O caso, que já provocou múltiplos desdobramentos, vai se estender, provavelmente, em várias frentes, seja judicial, administrativa ou política. A auditoria redescoberta age como um revelador, forçando a revisitar os anos anteriores ao roubo e a compreender por que alertas tão explícitos não suscitaram uma reação proporcional. Enquanto as joias roubadas continuam sem aparecer, a questão da prevenção e da governança dentro dos estabelecimentos culturais se impõe agora como um grande desafio do debate público. A direção do Louvre assegurou ao Le Monde que só havia tido conhecimento do resultado desta auditoria depois do roubo. Isto é, quatro anos depois da chegada de Laurence des Cars à frente do estabelecimento: ela sucedeu a Jean-Luc Martinez, presidente do Louvre de 2013 a 2021, e que havia encomendado a auditoria. A direção atual do museu afirmou ao diário que os documentos da auditoria "não haviam sido comunicados durante a mudança de direção, no outono de 2021". Jean-Luc Martinez, com quem não se conseguiu contato, não logrou efetuar um terceiro mandato à frente do Louvre, como desejava. Desde então, está sendo investigado em um caso de tráfico de antiguidades, mas nega toda responsabilidade e proclama sua inocência.

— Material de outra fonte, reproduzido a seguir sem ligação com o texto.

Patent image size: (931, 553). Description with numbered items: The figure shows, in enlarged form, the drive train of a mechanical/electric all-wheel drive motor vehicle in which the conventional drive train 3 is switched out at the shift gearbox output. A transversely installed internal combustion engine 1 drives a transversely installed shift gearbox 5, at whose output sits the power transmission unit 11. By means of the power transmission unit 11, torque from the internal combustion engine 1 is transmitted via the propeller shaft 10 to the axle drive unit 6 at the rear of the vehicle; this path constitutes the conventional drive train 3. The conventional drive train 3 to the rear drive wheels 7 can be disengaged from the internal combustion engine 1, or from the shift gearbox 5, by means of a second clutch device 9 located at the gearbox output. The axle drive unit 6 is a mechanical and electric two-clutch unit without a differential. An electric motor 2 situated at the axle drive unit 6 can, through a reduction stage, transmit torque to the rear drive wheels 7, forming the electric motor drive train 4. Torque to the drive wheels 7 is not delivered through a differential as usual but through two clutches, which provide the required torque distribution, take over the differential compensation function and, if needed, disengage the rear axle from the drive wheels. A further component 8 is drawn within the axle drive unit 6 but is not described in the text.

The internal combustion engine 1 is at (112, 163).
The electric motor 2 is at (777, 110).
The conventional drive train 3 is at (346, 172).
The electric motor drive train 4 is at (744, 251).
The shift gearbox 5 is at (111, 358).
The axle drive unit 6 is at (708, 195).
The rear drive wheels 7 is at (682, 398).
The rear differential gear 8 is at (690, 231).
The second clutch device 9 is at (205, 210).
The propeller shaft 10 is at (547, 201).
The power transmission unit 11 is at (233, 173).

Segundo o Le Monde, a vulnerabilidade particular apresentada pela varanda da galeria de Apolo estava precisamente descrita. Uma das infográficas apresenta inclusive a varanda rodeada por um círculo para dissipar qualquer dúvida sobre sua localização. Os autores do relatório insistem na janela que dá para o cais François-Mitterrand, qualificada como "um dos maiores pontos de vulnerabilidade do estabelecimento". Segundo a direção atual do Louvre citada pelo jornal, a auditoria foi "transmitida à Inspeção Geral de Assuntos Culturais" para ser incorporada às investigações em curso. Mas a divulgação da existência desta auditoria revela outra inquietação: os mandantes — não identificados — e/ou os executores, teriam tido conhecimento do relatório? A pergunta se coloca, diante das semelhanças entre o cenário descrito e o roubo real deste outono.

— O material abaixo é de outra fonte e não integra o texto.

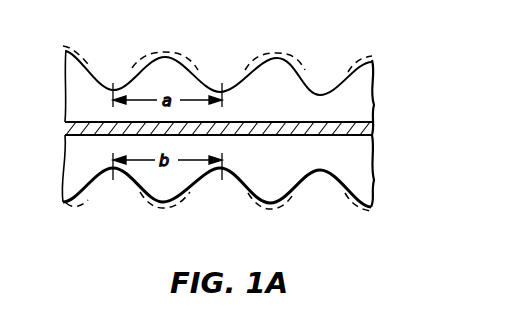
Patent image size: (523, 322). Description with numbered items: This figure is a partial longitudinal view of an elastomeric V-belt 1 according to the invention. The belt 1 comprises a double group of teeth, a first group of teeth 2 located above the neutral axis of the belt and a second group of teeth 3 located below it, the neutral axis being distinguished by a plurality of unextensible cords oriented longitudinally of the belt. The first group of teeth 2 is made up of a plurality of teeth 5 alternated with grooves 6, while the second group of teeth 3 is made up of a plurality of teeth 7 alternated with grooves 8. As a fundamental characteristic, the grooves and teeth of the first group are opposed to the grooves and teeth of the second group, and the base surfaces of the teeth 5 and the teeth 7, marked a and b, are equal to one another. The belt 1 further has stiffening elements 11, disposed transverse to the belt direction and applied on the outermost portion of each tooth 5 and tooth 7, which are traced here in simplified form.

The elastomeric V-belt 1 is at (384, 86).
The first group of teeth 2 is at (72, 64).
The second group of teeth 3 is at (66, 198).
The teeth 5 is at (177, 78).
The grooves 6 is at (105, 87).
The teeth 7 is at (270, 190).
The grooves 8 is at (318, 172).
The stiffening elements 11 is at (284, 58).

A notícia não teve grande repercussão fora da França, e não foi mencionada pela imprensa brasileira, mais ocupada com outro "affaire" judicial, devido a tentativa do ex-presidente Bolsonaro de queimar a tornozeleira eletrônica que garantia sua prisão domiciliar, o que motivou sua posterior transferência para uma cela no edifício-sede da Polícia Federal. No entanto, a notícia publicada pela imprensa francesa contém elementos que podem dar material para alguma minissérie, e no elenco está um ex-diretor de museu, acusado de tráfico de antiguidades, que pede uma auditoria e não a usa para melhorar a segurança, além da diretora atual Laurence des Cars, portadora de um sobrenome nobre com ancestrais que participaram das Cruzadas dez séculos atrás e que, apesar de seu rosto de professora do ensino médio, foi diretora do outro museu famoso de Paris, o Musée d'Orsay, de 2017 a 2021, sendo nomeada em 1º de setembro de 2021 a primeira diretora mulher do Louvre em toda a história do museu – foi ela quem teve a iniciativa de contratar, em setembro de 2024, a primeira encarregada de segurança do Louvre na história do museu, Dominique Buffin, o que foi considerado um marco. Citando novamente o Le Monde: "Nunca uma mulher havia ocupado este posto eminentemente estratégico. Desde 17 de setembro, Dominique Buffin, de 45 anos, é a responsável pela segurança do museu [...] Um verdadeiro símbolo: pela primeira vez em sua história, o museu mais visitado do mundo está protegido por uma mulher".

É claro que não vão faltar comentários machistas sobre o fato de o Louvre ter sido roubado sob o nariz de duas mulheres. No entanto, poderíamos suspeitar de que estas duas mulheres foram vítimas de uma conspiração, na qual o relatório de segurança, depois de ser ignorado pelo diretor Martínez durante seu mandato, desaparece entre 2021 e 2025 para reaparecer justamente agora.

O desfecho, se houver, veremos na Netflix.

As opiniões emitidas pelo autor não expressam necessariamente a posição editorial da Matinal.

José Roberto Iglesias

Nascido na Argentina, é professor emérito da UFRGS, com atuação nos departamentos de Física e Economia.